Il caso Claps non è chiuso. La procura di Potenza da due anni ha riaperto le indagini sull'omicidio di Elisa. A rivelarlo in diretta Tv, alla trasmissione " Chi l'ha visto?", su Rai 3, Gildo Claps, il fratello della sedicenne scomparsa a Potenza il 12 settembre del 1993 e il cui corpo fu ritrovato nel sottotetto della Chiesa della Trinità, nel capoluogo lucano, 17 anni dopo. Per il suo omicidio, avvenuto lo stesso giorno della sua scomparsa, sta scontando l'ergastolo in Inghilterra Danilo Restivo, colpevole dell'assassinio di un'altra donna, la sarta Heather Barnett, uccisa il 12 novembre 2002 a Bournemouth, dove si era trasferito dopo aver lasciato Potenza.

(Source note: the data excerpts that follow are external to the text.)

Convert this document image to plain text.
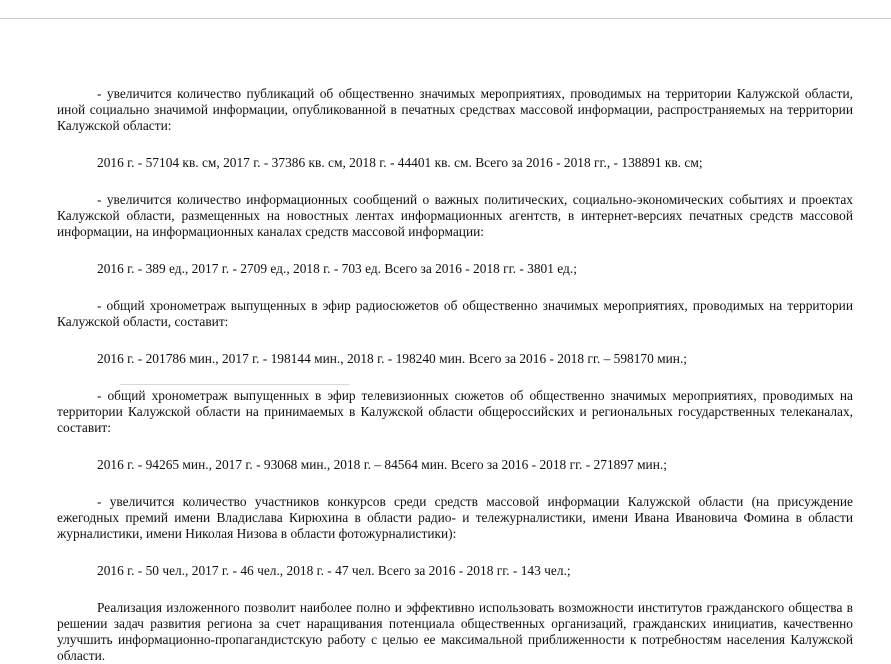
- увеличится количество публикаций об общественно значимых мероприятиях, проводимых на территории Калужской области, иной социально значимой информации, опубликованной в печатных средствах массовой информации, распространяемых на территории Калужской области:

2016 г. - 57104 кв. см, 2017 г. - 37386 кв. см, 2018 г. - 44401 кв. см. Всего за 2016 - 2018 гг., - 138891 кв. см;

- увеличится количество информационных сообщений о важных политических, социально-экономических событиях и проектах Калужской области, размещенных на новостных лентах информационных агентств, в интернет-версиях печатных средств массовой информации, на информационных каналах средств массовой информации:

2016 г. - 389 ед., 2017 г. - 2709 ед., 2018 г. - 703 ед. Всего за 2016 - 2018 гг. - 3801 ед.;

- общий хронометраж выпущенных в эфир радиосюжетов об общественно значимых мероприятиях, проводимых на территории Калужской области, составит:

2016 г. - 201786 мин., 2017 г. - 198144 мин., 2018 г. - 198240 мин. Всего за 2016 - 2018 гг. – 598170 мин.;

- общий хронометраж выпущенных в эфир телевизионных сюжетов об общественно значимых мероприятиях, проводимых на территории Калужской области на принимаемых в Калужской области общероссийских и региональных государственных телеканалах, составит:

2016 г. - 94265 мин., 2017 г. - 93068 мин., 2018 г. – 84564 мин. Всего за 2016 - 2018 гг. - 271897 мин.;

- увеличится количество участников конкурсов среди средств массовой информации Калужской области (на присуждение ежегодных премий имени Владислава Кирюхина в области радио- и тележурналистики, имени Ивана Ивановича Фомина в области журналистики, имени Николая Низова в области фотожурналистики):

2016 г. - 50 чел., 2017 г. - 46 чел., 2018 г. - 47 чел. Всего за 2016 - 2018 гг. - 143 чел.;

Реализация изложенного позволит наиболее полно и эффективно использовать возможности институтов гражданского общества в решении задач развития региона за счет наращивания потенциала общественных организаций, гражданских инициатив, качественно улучшить информационно-пропагандистскую работу с целью ее максимальной приближенности к потребностям населения Калужской области.
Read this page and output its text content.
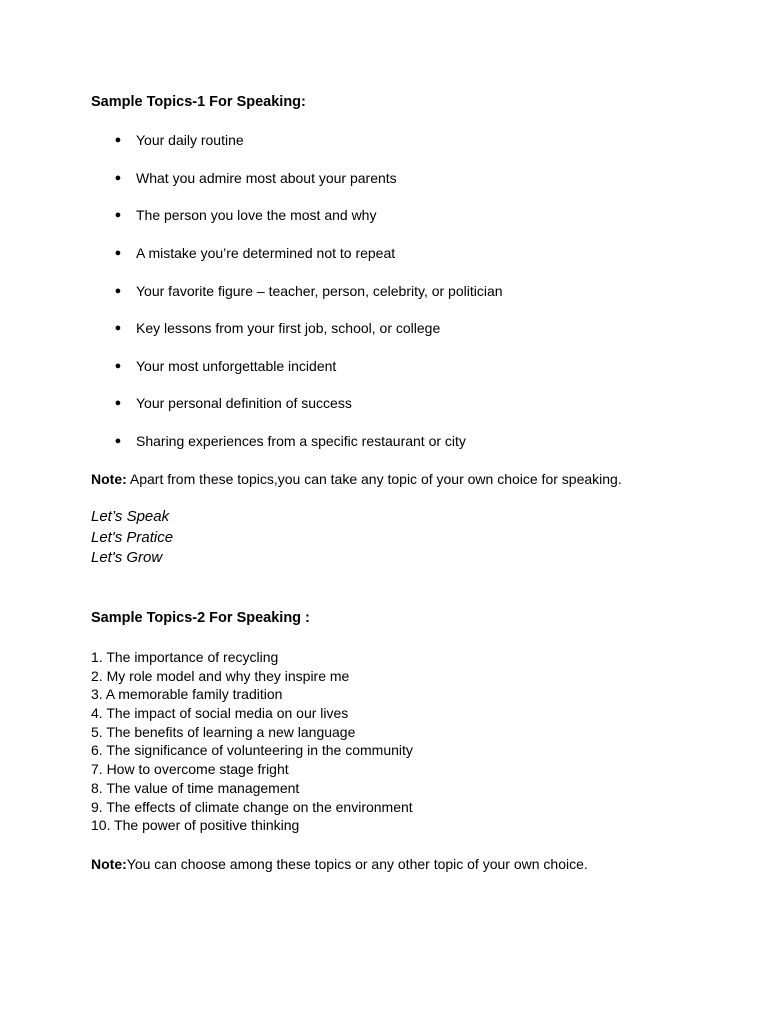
Sample Topics-1 For Speaking:
● Your daily routine
● What you admire most about your parents
● The person you love the most and why
● A mistake you’re determined not to repeat
● Your favorite figure – teacher, person, celebrity, or politician
● Key lessons from your first job, school, or college
● Your most unforgettable incident
● Your personal definition of success
● Sharing experiences from a specific restaurant or city
Note: Apart from these topics,you can take any topic of your own choice for speaking.
Let’s Speak
Let's Pratice
Let's Grow
Sample Topics-2 For Speaking :
1. The importance of recycling
2. My role model and why they inspire me
3. A memorable family tradition
4. The impact of social media on our lives
5. The benefits of learning a new language
6. The significance of volunteering in the community
7. How to overcome stage fright
8. The value of time management
9. The effects of climate change on the environment
10. The power of positive thinking
Note:You can choose among these topics or any other topic of your own choice.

"La Procura di Potenza - ha detto Gildo Claps - con coraggio ha riaperto l’indagine in merito alle circostanze del ritrovamento del corpo di mia sorella, ma anche sui punti mai chiariti, ovvero sulle complicità di cui ha goduto Danilo Restivo. E sull’incredibile circostanza che quel corpo sia rimasto lì per 17 anni senza anche nessuno dicesse nulla. Dico con coraggio - ha sottolineato - perché è un’iniziativa che ci ha lasciato positivamente sorpresi. Sono in corso da mesi accertamenti tecnici, ma non solo. Si stanno considerando anche tutta una serie di dichiarazioni rilasciate pubblicamente all’alba del ritrovamento e nei mesi successivi. Tanti reati sono prescritti, altri sono ancora perseguibili, ma l’importante è che qualcuno voglia finalmente riscrivere la verità giudiziaria su chi abbia coperto Restivo e manipolato la verità sul ritrovamento”.